ZAN : un édifice législatif quasiment achevé

Un rapport d’information du 10 avril dernier élaboré par la commission des affaires économiques de l’Assemblée nationale dresse un bilan de l’application de la loi ZAN du 20 juillet 2023, celle visant à faciliter la mise en œuvre des objectifs de lutte contre l’artificialisation des sols et à renforcer l’accompagnement des élus locaux : https://www.assemblee-nationale.fr/dyn/16/rapports/cion-eco/l16b2464_rapport-information.pdf

Dit autrement, ce rapport permet de vérifier que les textes réglementaires nécessaires à l’application de cette loi ont bien été pris, et ce, conformément à l’intention du législateur.

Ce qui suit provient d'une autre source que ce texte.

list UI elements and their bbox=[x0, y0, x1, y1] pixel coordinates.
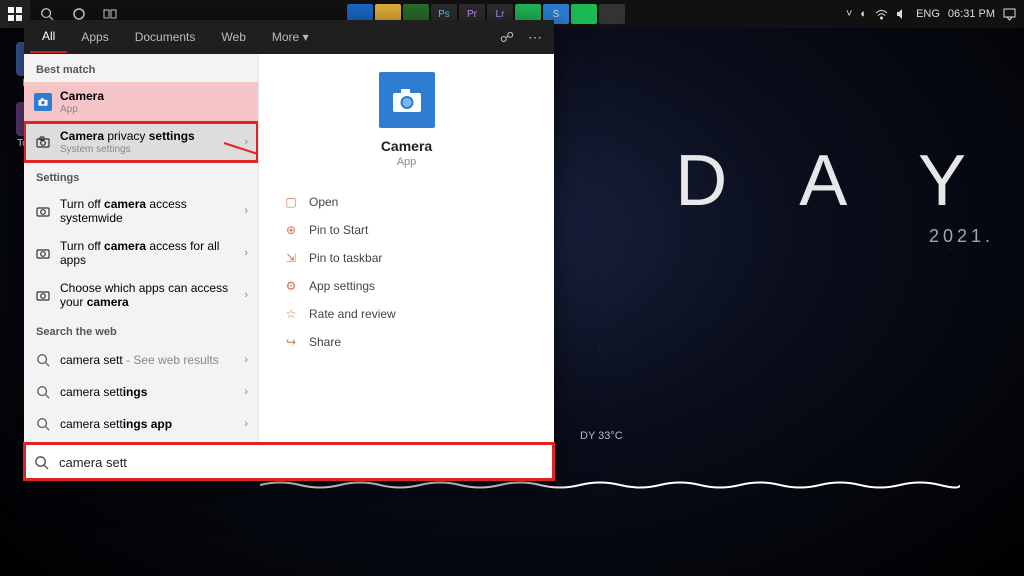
results-left-column: Best match Camera App Camera privacy set… bbox=[24, 54, 259, 443]
app-tile[interactable] bbox=[379, 72, 435, 128]
system-tray: ˅ ◐ ENG 06:31 PM bbox=[846, 8, 1024, 21]
camera-settings-icon bbox=[34, 202, 52, 220]
camera-icon bbox=[34, 93, 52, 111]
search-input-row bbox=[24, 443, 554, 480]
tray-clock[interactable]: 06:31 PM bbox=[948, 8, 995, 20]
result-title: Camera bbox=[60, 89, 104, 103]
action-open[interactable]: ▢ Open bbox=[277, 188, 536, 216]
camera-settings-icon bbox=[34, 286, 52, 304]
volume-icon[interactable] bbox=[896, 8, 908, 20]
result-camera-privacy-settings[interactable]: Camera privacy settings System settings … bbox=[24, 122, 258, 162]
chevron-right-icon: › bbox=[244, 136, 248, 148]
action-label: Open bbox=[309, 195, 338, 209]
wallpaper-text: D A Y 2021. bbox=[675, 140, 994, 247]
gear-icon: ⚙ bbox=[283, 278, 299, 294]
result-title: camera settings bbox=[60, 385, 236, 399]
search-input[interactable] bbox=[57, 454, 544, 471]
search-icon bbox=[34, 455, 49, 470]
chevron-right-icon: › bbox=[244, 418, 248, 430]
open-icon: ▢ bbox=[283, 194, 299, 210]
tray-icon[interactable]: ◐ bbox=[860, 8, 867, 20]
tab-web[interactable]: Web bbox=[209, 22, 257, 52]
section-search-web: Search the web bbox=[24, 316, 258, 344]
tab-documents[interactable]: Documents bbox=[123, 22, 208, 52]
result-title: Turn off camera access systemwide bbox=[60, 197, 236, 225]
search-icon bbox=[34, 383, 52, 401]
action-label: Share bbox=[309, 335, 341, 349]
section-settings: Settings bbox=[24, 162, 258, 190]
wallpaper-subtitle: 2021. bbox=[675, 226, 994, 247]
tab-more-label: More bbox=[272, 30, 299, 44]
result-title: camera sett - See web results bbox=[60, 353, 236, 367]
feedback-icon[interactable]: ☍ bbox=[494, 29, 520, 46]
desktop: D A Y 2021. DY 33°C Du... Tor B... Ps Pr… bbox=[0, 0, 1024, 576]
result-web-item[interactable]: camera settings app › bbox=[24, 408, 258, 440]
camera-icon bbox=[390, 83, 424, 117]
result-preview-panel: Camera App ▢ Open ⊕ Pin to Start ⇲ Pin to t… bbox=[259, 54, 554, 443]
result-web-item[interactable]: camera settings › bbox=[24, 376, 258, 408]
action-rate[interactable]: ☆ Rate and review bbox=[277, 300, 536, 328]
section-best-match: Best match bbox=[24, 54, 258, 82]
tray-language[interactable]: ENG bbox=[916, 8, 940, 20]
camera-settings-icon bbox=[34, 133, 52, 151]
chevron-down-icon: ▾ bbox=[303, 30, 309, 44]
result-web-item[interactable]: camera settings in windows 7 › bbox=[24, 440, 258, 443]
camera-settings-icon bbox=[34, 244, 52, 262]
result-settings-item[interactable]: Choose which apps can access your camera… bbox=[24, 274, 258, 316]
wifi-icon[interactable] bbox=[875, 9, 888, 20]
preview-title: Camera bbox=[381, 138, 432, 154]
action-pin-taskbar[interactable]: ⇲ Pin to taskbar bbox=[277, 244, 536, 272]
action-label: Pin to taskbar bbox=[309, 251, 382, 265]
start-search-panel: All Apps Documents Web More ▾ ☍ ⋯ Best m… bbox=[24, 20, 554, 480]
notifications-icon[interactable] bbox=[1003, 8, 1016, 21]
decorative-wave bbox=[260, 480, 960, 490]
action-label: App settings bbox=[309, 279, 375, 293]
search-icon bbox=[34, 415, 52, 433]
star-icon: ☆ bbox=[283, 306, 299, 322]
tab-all[interactable]: All bbox=[30, 21, 67, 53]
tab-apps[interactable]: Apps bbox=[69, 22, 120, 52]
pin-icon: ⊕ bbox=[283, 222, 299, 238]
chevron-right-icon: › bbox=[244, 289, 248, 301]
result-title: Choose which apps can access your camera bbox=[60, 281, 236, 309]
action-label: Pin to Start bbox=[309, 223, 368, 237]
result-subtitle: App bbox=[60, 104, 248, 115]
app-actions: ▢ Open ⊕ Pin to Start ⇲ Pin to taskbar ⚙ App… bbox=[277, 188, 536, 356]
action-share[interactable]: ↪ Share bbox=[277, 328, 536, 356]
result-title: Camera privacy settings bbox=[60, 129, 236, 143]
pin-icon: ⇲ bbox=[283, 250, 299, 266]
preview-subtitle: App bbox=[397, 156, 417, 168]
more-options-icon[interactable]: ⋯ bbox=[522, 29, 548, 46]
result-settings-item[interactable]: Turn off camera access for all apps › bbox=[24, 232, 258, 274]
result-web-item[interactable]: camera sett - See web results › bbox=[24, 344, 258, 376]
taskbar-pin[interactable] bbox=[599, 4, 625, 24]
action-pin-start[interactable]: ⊕ Pin to Start bbox=[277, 216, 536, 244]
result-camera-app[interactable]: Camera App bbox=[24, 82, 258, 122]
weather-widget[interactable]: DY 33°C bbox=[580, 430, 623, 442]
chevron-right-icon: › bbox=[244, 386, 248, 398]
chevron-right-icon: › bbox=[244, 247, 248, 259]
chevron-right-icon: › bbox=[244, 205, 248, 217]
taskbar-pin-spotify[interactable] bbox=[571, 4, 597, 24]
chevron-right-icon: › bbox=[244, 354, 248, 366]
tray-chevron-icon[interactable]: ˅ bbox=[846, 8, 852, 20]
share-icon: ↪ bbox=[283, 334, 299, 350]
search-tabs: All Apps Documents Web More ▾ ☍ ⋯ bbox=[24, 20, 554, 54]
action-app-settings[interactable]: ⚙ App settings bbox=[277, 272, 536, 300]
wallpaper-title: D A Y bbox=[675, 140, 994, 222]
search-icon bbox=[34, 351, 52, 369]
result-subtitle: System settings bbox=[60, 144, 236, 155]
result-title: camera settings app bbox=[60, 417, 236, 431]
result-settings-item[interactable]: Turn off camera access systemwide › bbox=[24, 190, 258, 232]
tab-more[interactable]: More ▾ bbox=[260, 22, 321, 52]
action-label: Rate and review bbox=[309, 307, 396, 321]
result-title: Turn off camera access for all apps bbox=[60, 239, 236, 267]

Sur les deux mesures réglementaires attendues, une reste en attente, c’est-à-dire l’arrêté officialisant la liste des projets d’envergure nationale ou européenne (PENE) dont la publication est imminente, tandis que le décret sur la composition et les modalités de fonctionnement de la commission régionale de conciliation sur l’artificialisation des sols a été adopté le 27 novembre 2023 : https://www.legifrance.gouv.fr/jorf/id/JORFTEXT000048466049

Bien que le rapport d’information précise que le travail entrepris par les deux députés, Mathilde Hignet et Bastien Marchive, ne s’apparente pas un exercice d’évaluation des effets de la loi, plusieurs points de vigilance égrènent toutefois les 51 pages de cette publication.

Points, pour certains, déjà soulevés par le Sénat qui s’est emparé une nouvelle fois du sujet ZAN, à travers un groupe de suivi inter-commissions sur la mise en œuvre du ZAN ainsi qu’une mission d’information sur le financement de cette politique de sobriété foncière : https://www.cadredeville.com/announces/2024/03/28/le-senat-prepare-une-troisieme-loi-zan

La territorialisation des objectifs : un calendrier qui reste ambitieux

Malgré les assouplissements successifs accordés pour la déclinaison des objectifs ZAN dans les documents de planification et d’urbanisme, le rapport relève, après avoir notamment auditionné l’association Régions de France, qu’une majorité des régions se trouve encore en difficulté pour permettre une entrée en vigueur des SRADDET révisés dans les délais imposés par la loi (novembre 2024).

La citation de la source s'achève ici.